記者時代、先輩に「蟻の目と鷹の目を持て」と教えられたが、結局、蟻一辺倒で「鷹の目」を手に入れることはできなかった。マクロ経済の知識は通り一遍で、専門書をほとんど読まない。
その評者が『世界インフレの謎』という硬いタイトルの本を手に取ったのは、蟻の目で見ても「インフレ」が日本企業の、いや流山市民の足元にまで迫っていると感じているからだ。
本書はアイスバー「ガリガリ君」の値上げが物議を醸したことを日本人の「値上げ嫌い」の象徴として取り上げているが、コンビニではついこの間まで100円だったシュークリームも140円だ。給油のたびにため息をつき、光熱費の請求書に驚愕している。
一方、流山で20年続けている少年サッカーコーチの仲間の給料が上がったという話は聞かない。これはまさに高校の時習った、不景気+インフレ、すなわち「スタグフレーション」というやつではないのか。
「鷹の目」を持つ著者によると、事態はまだそこまで深刻ではないものの、対応を誤ればそうなる可能性もなきにしもあらずだという。インフレには「需要要因」と「供給要因」の二種類があり、今回はコロナ禍で供給サイドがダメージを受けたことが引き金となり、グローバリゼーションによって「密」になっていた世界経済が同時並行でインフレに突入した、という読み解きには「なるほど!」と膝を打った。

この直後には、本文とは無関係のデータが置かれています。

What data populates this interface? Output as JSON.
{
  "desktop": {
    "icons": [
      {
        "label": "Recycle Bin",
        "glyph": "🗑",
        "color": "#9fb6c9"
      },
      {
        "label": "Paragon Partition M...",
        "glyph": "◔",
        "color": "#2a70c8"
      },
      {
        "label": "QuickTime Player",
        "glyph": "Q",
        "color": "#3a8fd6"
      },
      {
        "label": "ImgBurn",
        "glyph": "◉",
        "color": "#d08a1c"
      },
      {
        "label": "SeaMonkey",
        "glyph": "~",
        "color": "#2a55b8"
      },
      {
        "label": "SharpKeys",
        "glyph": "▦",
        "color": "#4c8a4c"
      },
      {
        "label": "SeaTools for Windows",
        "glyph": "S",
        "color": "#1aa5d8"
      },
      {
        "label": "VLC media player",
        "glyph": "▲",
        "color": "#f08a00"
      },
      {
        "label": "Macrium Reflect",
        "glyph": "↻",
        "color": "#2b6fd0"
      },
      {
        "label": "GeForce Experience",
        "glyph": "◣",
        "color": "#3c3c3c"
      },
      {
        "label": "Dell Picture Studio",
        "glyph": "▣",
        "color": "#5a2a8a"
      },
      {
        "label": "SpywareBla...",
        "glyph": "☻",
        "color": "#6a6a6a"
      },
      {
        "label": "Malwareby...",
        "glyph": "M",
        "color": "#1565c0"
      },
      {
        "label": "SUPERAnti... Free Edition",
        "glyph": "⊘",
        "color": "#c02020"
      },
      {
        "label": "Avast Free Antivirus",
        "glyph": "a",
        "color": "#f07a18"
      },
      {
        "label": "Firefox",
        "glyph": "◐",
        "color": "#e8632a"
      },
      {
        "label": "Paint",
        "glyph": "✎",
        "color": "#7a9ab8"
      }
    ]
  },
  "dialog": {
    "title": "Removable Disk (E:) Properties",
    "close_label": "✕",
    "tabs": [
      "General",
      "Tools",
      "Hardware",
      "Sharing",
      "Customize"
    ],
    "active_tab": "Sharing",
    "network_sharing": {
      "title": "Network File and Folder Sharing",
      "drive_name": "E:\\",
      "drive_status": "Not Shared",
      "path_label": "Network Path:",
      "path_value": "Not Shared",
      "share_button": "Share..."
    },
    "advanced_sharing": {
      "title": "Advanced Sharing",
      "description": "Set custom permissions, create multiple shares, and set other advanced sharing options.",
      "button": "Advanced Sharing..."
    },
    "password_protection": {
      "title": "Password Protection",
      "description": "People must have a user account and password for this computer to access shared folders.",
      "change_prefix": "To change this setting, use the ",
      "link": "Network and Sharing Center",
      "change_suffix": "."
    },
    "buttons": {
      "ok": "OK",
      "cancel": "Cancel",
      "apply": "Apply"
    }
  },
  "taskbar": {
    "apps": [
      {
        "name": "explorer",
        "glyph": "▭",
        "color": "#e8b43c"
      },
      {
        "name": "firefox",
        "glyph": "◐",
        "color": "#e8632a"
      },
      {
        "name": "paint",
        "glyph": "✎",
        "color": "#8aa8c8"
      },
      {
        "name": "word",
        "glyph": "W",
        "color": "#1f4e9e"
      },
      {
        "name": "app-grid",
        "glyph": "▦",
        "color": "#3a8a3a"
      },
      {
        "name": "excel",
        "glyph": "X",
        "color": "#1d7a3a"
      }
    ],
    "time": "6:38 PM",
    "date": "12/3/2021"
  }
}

通常、人々の経済行動はバラバラだが、コロナが地球を覆った結果、全人類の購買対象がサービスから「モノ」に転ずる世にも稀なる「同期」が起きた。この「同期」こそが世界インフレの元凶だという。なるほど蟻の目では見えてこない光景である。
帯の惹句「そして、日本だけが直面する危機とは?」の中身が気になるところだが、それは読んでのお楽しみ。ただ、イノベーションや経営改革といった企業の自助努力がなければ、賃金だけを上げても問題は解決しないのではなかろうか。蟻からのささやかな問題提起である。